Savvy administrators have long recognized that physicians are just as much customers of the hospital as the patients that occupy the beds. While they wish to please the doctors with equipment, supplies and accoutrements that enhance the clinical and practice environment, CEOs also are hamstrung by declining revenues and rising costs.

Unlike CEOs in other fields, where standardization of supplies and processes helps control costs, the hospital CEO typically yields to the demands of the physician so as to please the customer. Hospital administrators are recognizing the need to become better aligned with their physician staff so that physicians and hospitals work together as partners. The current financial landscape requires that physicians and hospitals help one another with their respective challenges. This paradigm has re-energized efforts to gain more effective physician-hospital alignment through joint ventures, special contracts, co-management agreements and physician employment.

Back to the future we go

While this all may sound familiar, given the many efforts made in the 1990s to align hospitals and physicians, today’s financial pressures give both parties reason to work out some of the problems identified the first time around and try again. Specifically, hospitals need to develop performance incentives that ensure that physicians have a financial stake in improved efficiency and throughput.

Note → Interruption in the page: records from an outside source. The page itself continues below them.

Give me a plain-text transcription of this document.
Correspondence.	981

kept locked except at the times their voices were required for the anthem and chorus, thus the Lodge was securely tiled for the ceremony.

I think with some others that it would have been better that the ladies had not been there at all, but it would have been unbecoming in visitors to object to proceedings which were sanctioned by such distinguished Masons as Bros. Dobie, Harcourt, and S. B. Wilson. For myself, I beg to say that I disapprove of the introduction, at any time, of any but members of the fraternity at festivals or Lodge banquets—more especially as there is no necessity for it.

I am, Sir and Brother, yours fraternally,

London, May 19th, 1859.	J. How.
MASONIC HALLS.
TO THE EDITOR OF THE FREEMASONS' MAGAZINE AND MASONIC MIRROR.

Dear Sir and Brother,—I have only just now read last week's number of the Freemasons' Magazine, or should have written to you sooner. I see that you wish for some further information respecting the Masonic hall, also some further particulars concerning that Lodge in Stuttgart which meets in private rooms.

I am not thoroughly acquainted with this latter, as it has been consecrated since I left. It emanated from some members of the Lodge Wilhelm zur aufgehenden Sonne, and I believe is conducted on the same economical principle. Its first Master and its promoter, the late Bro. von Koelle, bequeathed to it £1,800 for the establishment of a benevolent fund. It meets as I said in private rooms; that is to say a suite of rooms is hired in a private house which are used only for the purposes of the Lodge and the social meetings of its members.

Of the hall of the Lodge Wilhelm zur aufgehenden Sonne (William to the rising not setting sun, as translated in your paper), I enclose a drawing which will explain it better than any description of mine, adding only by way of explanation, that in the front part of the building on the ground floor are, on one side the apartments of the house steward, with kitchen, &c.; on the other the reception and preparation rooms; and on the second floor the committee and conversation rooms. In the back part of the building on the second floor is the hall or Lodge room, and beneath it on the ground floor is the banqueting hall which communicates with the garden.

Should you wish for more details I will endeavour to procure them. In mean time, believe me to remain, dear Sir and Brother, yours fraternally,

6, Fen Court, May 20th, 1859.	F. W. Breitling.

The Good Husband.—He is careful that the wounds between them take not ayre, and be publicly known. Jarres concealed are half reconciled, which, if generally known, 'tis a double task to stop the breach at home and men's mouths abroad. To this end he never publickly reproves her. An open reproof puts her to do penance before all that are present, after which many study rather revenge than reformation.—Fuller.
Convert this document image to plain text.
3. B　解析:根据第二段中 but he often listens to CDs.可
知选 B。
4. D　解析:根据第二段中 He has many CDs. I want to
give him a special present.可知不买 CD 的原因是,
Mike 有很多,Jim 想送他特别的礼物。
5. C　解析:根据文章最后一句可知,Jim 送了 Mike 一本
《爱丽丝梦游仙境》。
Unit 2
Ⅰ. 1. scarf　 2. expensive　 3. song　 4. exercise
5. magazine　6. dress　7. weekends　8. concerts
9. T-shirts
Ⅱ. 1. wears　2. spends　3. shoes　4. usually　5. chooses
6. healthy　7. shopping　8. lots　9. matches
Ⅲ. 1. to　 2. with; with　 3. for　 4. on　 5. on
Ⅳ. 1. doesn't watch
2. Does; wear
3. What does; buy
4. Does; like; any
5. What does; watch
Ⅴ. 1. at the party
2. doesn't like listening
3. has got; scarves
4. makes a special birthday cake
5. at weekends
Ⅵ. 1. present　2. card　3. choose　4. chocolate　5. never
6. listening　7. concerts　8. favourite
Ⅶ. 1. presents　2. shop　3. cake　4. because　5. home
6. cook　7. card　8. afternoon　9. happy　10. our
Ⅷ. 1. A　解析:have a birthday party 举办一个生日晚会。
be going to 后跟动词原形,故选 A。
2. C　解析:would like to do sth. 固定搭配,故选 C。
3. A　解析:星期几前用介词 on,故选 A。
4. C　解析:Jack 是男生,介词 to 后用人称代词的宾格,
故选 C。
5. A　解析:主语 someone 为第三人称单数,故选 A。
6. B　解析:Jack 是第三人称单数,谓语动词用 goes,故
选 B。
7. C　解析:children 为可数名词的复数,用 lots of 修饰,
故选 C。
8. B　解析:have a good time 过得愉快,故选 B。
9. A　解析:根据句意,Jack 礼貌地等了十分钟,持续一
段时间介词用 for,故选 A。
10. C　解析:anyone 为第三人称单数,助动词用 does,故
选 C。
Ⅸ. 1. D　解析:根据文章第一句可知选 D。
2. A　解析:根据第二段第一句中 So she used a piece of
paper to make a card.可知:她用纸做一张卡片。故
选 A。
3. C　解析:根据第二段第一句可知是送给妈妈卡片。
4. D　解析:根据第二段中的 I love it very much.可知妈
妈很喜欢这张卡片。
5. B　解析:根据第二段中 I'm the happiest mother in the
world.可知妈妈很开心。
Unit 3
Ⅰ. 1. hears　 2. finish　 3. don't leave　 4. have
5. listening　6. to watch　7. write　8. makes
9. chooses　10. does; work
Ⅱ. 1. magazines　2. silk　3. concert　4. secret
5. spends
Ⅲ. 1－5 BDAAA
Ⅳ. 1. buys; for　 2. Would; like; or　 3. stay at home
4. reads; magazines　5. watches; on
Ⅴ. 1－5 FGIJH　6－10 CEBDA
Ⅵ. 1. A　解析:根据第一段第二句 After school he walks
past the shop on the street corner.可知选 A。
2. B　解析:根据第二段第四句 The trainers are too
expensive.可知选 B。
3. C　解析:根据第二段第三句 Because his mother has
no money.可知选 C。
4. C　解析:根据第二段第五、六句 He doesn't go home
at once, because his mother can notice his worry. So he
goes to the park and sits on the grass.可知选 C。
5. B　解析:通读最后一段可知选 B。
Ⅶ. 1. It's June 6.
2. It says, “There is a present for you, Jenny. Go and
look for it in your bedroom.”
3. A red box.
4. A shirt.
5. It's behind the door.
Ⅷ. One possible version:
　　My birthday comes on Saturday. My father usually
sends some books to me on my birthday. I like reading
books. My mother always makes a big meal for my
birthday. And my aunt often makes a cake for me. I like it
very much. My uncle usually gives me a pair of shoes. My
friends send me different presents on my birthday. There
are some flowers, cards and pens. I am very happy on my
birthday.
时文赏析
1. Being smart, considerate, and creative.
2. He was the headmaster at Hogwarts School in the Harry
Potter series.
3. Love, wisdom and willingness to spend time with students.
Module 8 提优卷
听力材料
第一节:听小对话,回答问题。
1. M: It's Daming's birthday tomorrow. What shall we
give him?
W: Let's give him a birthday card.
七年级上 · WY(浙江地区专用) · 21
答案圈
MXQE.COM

In this regard, material managers have an important role to play. Knowledge is power, and transparency is the key to helping achieve effective physician alignment. It is crucial for hospitals to find ways to engage physicians with the overall operational issues facing the institution—and to demonstrate how both physicians and hospitals will benefit from a closer working relationship.

For example, the financial advantage of standardizing implant device procurements is easy to show. Of course, physicians have preferences and must be involved in any standardization decisions. By presenting physician leaders with historical information about the utilization and price points of various implant devices, materials managers can educate them about the financial opportunities of standardization and build consensus for the hospital’s strategy.

This requires that material managers use patience, planning and communication skills. But as the problematic nature of reimbursement continues to escalate, I think the time has come for hospital and physician leaders to put aside their differences and work together to help each other from a clinical and financial perspective. Many may ultimately find that they have few other options.

Nick Sears, M.D., is Chief Medical Officer for MedAssets Inc. He is a board-certified cardiovascular surgeon with more than 20 years of experience as a cardiothoracic surgeon and physician executive.